One thing consumers rarely realize is that all of our banks are lending money to each other every night. Banks are legally required to maintain a certain percentage of their deposits in non-interest-bearing accounts at the Federal Reserve to ensure they have enough money to cover any withdrawals that may unexpectedly come up. However, deposits can fluctuate and it's very common for some banks to exceed the requirement on certain days while some fall short. In cases like this, banks actually lend each other money to ensure they meet the minimum balance. It's a bit hard to imagine these multibillion-dollar financial institutions needing to borrow money to tide them over for a bit, but it happens every single night at the Federal Reserve. It's also a nice deal for those with balances above the reserve balance requirement to earn a bit of money with cash that would normally just be sitting there.

The Federal Reserve The Federal Reserve


The exact interest rate the banks will charge each other is a matter of negotiation between them, but the Federal Open Market Committee (FOMC) (the arm of the Federal Reserve that sets monetary policy) meets eight times a year to set a target rate. They evaluate a multitude of economic indicators including unemployment, inflation, and consumer confidence to decide the best rate to keep the country in business. The weighted average of all interest rates across these interbank loans is the effective federal funds rate.

This rate has a huge impact on the economy overall as well as your personal finances. The federal funds rate is essentially the cheapest money available to a bank and that feeds into all of the other loans they make. Banks will add a slight upcharge to the rate set by the Fed to determine what is the lowest interest that they will announce for their most creditworthy customers, also known as the prime rate. If you have a variable interest rate loan (very common with credit cards and some student loans), it's likely that the interest rate you pay is a set percentage on top of that prime rate that your lender is paying. That's why in times of low interest rates (it was set at 0% during the Great Recession), a lot of borrowers should go for fixed interest rate loans that won't increase. However, if the federal funds rate was relatively high (it went up to 20% in the early 1980's), a variable interest rate loan may be a better decision as you would be charged less interest should the rate drop without the need to refinance.
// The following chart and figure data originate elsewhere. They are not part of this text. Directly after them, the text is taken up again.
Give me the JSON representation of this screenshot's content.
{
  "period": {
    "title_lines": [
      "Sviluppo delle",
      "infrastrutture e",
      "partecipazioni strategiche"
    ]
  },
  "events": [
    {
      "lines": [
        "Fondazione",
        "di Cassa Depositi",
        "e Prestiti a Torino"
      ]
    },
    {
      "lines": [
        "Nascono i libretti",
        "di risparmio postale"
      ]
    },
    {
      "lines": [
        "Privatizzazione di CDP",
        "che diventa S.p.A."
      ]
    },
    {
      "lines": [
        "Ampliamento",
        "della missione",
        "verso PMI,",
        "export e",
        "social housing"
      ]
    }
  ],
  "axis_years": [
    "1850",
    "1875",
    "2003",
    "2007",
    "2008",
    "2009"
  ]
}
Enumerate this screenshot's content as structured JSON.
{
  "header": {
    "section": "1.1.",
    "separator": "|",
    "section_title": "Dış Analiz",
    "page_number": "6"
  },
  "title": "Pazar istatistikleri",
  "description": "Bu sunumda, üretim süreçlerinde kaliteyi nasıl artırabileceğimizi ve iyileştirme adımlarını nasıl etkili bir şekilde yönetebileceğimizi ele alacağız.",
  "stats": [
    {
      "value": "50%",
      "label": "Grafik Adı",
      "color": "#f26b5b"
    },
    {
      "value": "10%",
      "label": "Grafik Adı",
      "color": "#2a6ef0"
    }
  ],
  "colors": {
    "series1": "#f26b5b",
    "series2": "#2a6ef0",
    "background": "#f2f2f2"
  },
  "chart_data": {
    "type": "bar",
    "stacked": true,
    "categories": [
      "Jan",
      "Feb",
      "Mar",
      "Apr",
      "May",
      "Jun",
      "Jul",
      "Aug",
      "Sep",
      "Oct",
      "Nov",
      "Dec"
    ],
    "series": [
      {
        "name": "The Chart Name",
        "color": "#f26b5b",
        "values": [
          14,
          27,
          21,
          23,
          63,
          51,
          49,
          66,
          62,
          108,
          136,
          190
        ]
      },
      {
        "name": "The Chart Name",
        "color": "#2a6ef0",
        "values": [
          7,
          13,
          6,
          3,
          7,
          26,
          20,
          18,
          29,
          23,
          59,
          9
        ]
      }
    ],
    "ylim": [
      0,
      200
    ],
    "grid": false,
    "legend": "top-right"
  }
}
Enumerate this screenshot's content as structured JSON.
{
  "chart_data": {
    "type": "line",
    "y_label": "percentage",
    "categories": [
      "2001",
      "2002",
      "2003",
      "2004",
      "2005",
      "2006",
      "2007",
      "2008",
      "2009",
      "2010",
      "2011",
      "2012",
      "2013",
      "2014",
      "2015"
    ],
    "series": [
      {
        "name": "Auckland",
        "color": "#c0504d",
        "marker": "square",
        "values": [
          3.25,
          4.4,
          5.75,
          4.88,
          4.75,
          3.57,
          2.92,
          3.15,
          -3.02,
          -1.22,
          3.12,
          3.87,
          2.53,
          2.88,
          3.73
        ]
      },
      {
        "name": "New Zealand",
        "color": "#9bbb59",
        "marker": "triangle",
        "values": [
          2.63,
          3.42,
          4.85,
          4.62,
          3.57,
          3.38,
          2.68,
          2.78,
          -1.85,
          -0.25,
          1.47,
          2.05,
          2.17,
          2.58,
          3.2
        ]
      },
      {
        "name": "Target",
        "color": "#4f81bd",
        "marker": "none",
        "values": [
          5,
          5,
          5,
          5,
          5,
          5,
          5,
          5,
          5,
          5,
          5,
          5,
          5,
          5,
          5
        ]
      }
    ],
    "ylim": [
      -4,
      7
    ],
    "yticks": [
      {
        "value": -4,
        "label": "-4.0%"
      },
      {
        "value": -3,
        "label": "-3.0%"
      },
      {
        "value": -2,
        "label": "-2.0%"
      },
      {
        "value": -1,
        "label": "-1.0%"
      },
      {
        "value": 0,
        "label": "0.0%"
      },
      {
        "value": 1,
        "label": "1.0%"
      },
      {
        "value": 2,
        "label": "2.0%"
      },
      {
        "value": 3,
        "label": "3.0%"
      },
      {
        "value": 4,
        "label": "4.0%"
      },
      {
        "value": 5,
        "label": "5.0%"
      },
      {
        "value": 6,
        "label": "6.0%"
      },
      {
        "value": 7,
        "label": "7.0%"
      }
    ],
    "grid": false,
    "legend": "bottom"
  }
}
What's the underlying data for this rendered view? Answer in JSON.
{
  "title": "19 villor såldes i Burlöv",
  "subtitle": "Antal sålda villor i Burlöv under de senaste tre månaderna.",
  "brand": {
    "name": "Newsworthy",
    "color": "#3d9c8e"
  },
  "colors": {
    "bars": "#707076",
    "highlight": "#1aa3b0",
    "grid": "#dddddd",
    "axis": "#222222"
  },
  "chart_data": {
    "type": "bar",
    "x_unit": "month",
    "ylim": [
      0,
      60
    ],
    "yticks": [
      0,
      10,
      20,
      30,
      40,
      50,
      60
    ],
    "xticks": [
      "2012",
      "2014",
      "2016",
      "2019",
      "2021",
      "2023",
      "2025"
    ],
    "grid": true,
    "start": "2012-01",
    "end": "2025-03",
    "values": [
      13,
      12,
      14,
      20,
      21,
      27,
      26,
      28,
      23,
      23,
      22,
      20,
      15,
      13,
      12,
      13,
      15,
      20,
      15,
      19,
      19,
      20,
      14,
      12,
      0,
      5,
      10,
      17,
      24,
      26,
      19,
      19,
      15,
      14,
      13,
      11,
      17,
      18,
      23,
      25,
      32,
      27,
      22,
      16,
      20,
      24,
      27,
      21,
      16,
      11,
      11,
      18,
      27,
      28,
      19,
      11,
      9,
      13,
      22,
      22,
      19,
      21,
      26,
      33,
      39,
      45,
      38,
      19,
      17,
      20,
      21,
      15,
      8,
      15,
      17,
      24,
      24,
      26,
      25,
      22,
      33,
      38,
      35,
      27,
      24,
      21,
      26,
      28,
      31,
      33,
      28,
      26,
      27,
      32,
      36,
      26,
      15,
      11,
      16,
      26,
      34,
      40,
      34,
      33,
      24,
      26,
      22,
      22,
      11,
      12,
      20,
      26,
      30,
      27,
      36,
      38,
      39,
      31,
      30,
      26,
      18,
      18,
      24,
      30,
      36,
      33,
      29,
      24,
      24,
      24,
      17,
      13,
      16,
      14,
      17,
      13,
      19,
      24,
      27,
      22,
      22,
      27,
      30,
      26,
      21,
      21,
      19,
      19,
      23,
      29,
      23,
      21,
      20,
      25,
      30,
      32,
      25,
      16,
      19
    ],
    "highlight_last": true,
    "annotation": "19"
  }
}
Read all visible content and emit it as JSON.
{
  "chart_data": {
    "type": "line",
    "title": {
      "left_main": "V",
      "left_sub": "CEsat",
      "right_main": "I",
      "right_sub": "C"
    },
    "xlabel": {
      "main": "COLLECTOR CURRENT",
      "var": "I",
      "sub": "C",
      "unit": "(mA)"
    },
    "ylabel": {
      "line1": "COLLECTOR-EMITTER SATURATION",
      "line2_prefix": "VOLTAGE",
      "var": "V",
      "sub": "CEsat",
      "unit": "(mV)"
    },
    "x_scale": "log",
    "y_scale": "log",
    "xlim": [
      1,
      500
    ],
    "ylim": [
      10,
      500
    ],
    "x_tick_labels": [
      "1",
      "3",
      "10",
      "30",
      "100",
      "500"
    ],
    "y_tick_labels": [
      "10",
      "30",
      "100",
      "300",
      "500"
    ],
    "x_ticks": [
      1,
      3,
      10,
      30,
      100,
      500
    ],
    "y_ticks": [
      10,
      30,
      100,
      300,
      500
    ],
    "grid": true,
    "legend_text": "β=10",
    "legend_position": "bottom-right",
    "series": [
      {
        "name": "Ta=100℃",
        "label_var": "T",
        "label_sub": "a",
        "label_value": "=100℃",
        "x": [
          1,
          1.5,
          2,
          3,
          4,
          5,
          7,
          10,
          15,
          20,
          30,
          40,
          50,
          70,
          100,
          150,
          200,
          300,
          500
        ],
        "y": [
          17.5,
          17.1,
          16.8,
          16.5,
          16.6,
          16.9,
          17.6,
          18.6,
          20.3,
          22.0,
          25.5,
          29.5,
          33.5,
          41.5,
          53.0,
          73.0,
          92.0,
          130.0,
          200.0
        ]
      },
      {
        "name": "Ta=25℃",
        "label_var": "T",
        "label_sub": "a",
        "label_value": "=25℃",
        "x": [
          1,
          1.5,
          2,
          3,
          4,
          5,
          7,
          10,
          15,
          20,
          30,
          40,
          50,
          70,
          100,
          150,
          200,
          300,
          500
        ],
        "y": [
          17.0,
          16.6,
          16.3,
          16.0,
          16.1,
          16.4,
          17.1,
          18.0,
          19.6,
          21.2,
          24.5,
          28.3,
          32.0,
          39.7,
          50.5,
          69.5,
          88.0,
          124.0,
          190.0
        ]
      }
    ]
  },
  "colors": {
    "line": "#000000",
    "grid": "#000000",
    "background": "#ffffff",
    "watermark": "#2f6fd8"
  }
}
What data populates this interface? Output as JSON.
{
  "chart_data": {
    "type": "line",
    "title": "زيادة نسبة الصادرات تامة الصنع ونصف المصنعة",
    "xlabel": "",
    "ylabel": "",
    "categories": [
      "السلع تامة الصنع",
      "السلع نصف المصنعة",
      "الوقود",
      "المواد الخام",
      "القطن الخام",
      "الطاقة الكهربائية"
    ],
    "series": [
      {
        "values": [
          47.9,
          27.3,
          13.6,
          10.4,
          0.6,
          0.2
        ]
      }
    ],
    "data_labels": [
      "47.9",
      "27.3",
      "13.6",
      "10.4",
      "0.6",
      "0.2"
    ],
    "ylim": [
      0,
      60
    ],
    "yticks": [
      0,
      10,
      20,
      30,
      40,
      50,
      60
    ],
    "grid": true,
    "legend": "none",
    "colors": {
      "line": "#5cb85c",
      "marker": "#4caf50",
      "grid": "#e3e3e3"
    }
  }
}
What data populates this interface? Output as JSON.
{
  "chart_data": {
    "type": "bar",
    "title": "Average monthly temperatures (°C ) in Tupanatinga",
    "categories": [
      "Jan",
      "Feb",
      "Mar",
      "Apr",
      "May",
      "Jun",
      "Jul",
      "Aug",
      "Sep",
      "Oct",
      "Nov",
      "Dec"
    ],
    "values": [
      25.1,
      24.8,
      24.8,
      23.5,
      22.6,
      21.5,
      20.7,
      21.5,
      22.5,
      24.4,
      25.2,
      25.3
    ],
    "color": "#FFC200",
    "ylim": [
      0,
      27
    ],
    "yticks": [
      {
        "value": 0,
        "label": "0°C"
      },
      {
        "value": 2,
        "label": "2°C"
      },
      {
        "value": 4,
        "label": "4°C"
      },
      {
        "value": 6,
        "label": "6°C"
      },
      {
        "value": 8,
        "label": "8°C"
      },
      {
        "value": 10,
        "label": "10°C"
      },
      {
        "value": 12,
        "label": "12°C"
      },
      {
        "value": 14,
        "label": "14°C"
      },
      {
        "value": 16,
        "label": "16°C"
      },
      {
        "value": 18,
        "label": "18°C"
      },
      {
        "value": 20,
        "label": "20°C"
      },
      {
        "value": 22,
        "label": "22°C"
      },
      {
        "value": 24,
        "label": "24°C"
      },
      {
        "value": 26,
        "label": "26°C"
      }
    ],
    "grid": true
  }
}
The federal funds rate also has a major impact on your investment portfolio. The stock market reacts very strongly to any changes in interest rates from the Federal Reserve, as a lower rate makes it cheaper for companies to borrow and reinvest while a higher rate may restrict capital and slow short-term growth. If you have a significant portion of your investments in equities, a small change in the federal funds rate can have a large impact on your net worth.